Dive Brief:
- Janssen Pharmaceuticals, a subsidiary of Johnson & Johnson, said Wednesday that it has acquired rights to an experimental gene therapy meant to treat a severe type of age-related vision loss.
- The therapy, known as HMR59, comes as a one-time injection into the eye, and is supposed to help retinal cells make a protein that protects them against damage from an overactive immune response.
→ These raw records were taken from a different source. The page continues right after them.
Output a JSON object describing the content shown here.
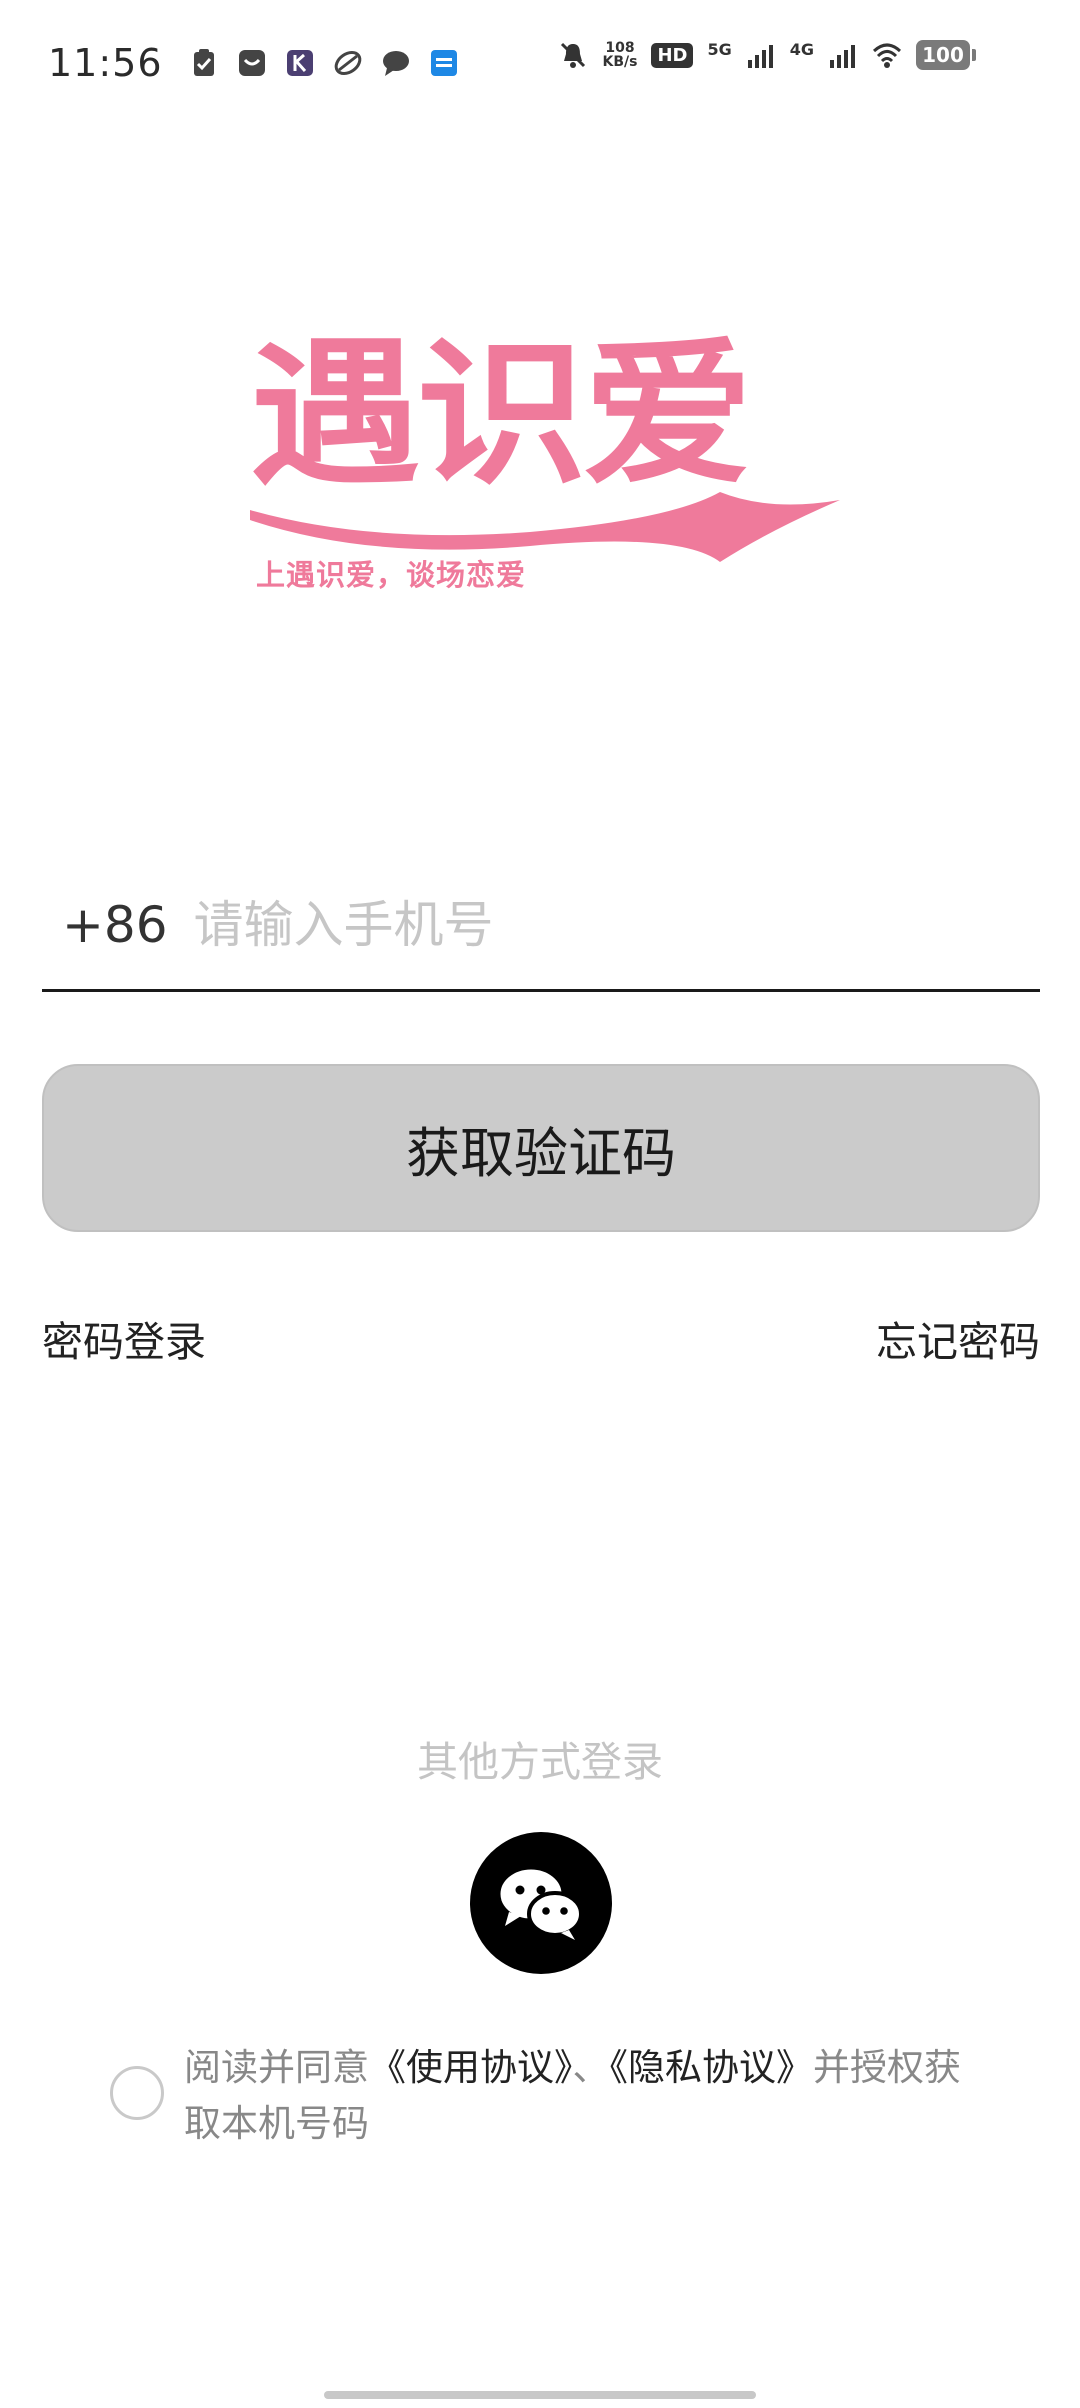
{
  "status_bar": {
    "time": "11:56",
    "net_speed_value": "108",
    "net_speed_unit": "KB/s",
    "hd": "HD",
    "sig1": "5G",
    "sig2": "4G",
    "battery": "100"
  },
  "logo": {
    "title": "遇识爱",
    "slogan": "上遇识爱，谈场恋爱",
    "color": "#ef7a9b"
  },
  "login": {
    "country_code": "+86",
    "phone_placeholder": "请输入手机号",
    "code_button": "获取验证码",
    "password_login": "密码登录",
    "forgot_password": "忘记密码"
  },
  "other": {
    "title": "其他方式登录",
    "wechat_icon": "wechat-icon"
  },
  "agreement": {
    "prefix": "阅读并同意",
    "terms": "《使用协议》",
    "sep": "、",
    "privacy": "《隐私协议》",
    "suffix": "并授权获取本机号码"
  }
}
HMR59 has completed a small study which tested it in patients with an advanced form of a disease called age-related macular degeneration, or AMD, and is currently heading into a mid-sized clinical trial of about 130 patients.
- Janssen didn't disclose financial terms of its deal with Hemera Biosciences, the privately-owned biotech that's been developing HMR59. Even so, the company has already spent more than $100 million on a collaboration with New York-based biotech MeiraGTx to establish a position in the field of eye gene therapy.
Dive Insight:
Compared to fellow pharma giants like Novartis, Roche and Pfizer, J&J has taken a more conservative approach to gene therapy. The company hasn't inked any multibillion-dollar acquisitions or launched any first-of-their-kind genetic medicines.
But as J&J wades further into the field, it's making its aims clear. The company's initial focus is ocular diseases, which have been attractive targets for gene therapy developers since the eyes can be treated with much smaller doses than other parts fo the body, thereby lessening some of the challenges associated with administration and manufacturing.
Janssen's first key move came early last year with the MeiraGTx collaboration, which gave it exclusive rights to commercialize a few of the biotech's gene therapies for inherited retinal diseases, or IRDs. This July, the partners announced results from a very small study indicating treatment with one of those therapies may help to slow or stabilize vision loss in patients with a condition called X-linked retinitis pigmentosa. The companies said they plan to advance that therapy into late-stage testing.
Now, Janssen has access to another clinical-stage gene therapy through the Hemera deal. A Phase 1 trial of HMR59 wrapped up last December, having tested the therapy in 17 patients with the much more common, "dry" form of AMD. The companies said in a Dec. 2 statement that a second Phase 1 study investigating HMR59 in "wet" AMD is conducting follow-up visits with patients to evaluate long-term safety. Hemera's treatment is one of several gene therapies in development for AMD, among them candidates from Regenxbio and Adverum Biotechnologies.
Janssen sees particular value in the therapy's potential to treat an advanced kind of AMD known as geographic atrophy. The company estimates geographic atrophy, which causes severe vision loss and is more common in older populations, affects five million people around the world.
Geographic atrophy has also caught the attention of Novartis, which earlier this year agreed to buy the small gene therapy developer Vedere Bio for $150 million up front. Novartis claimed Vedere's technology has the potential to treat geographic atrophy as well as all IRDs.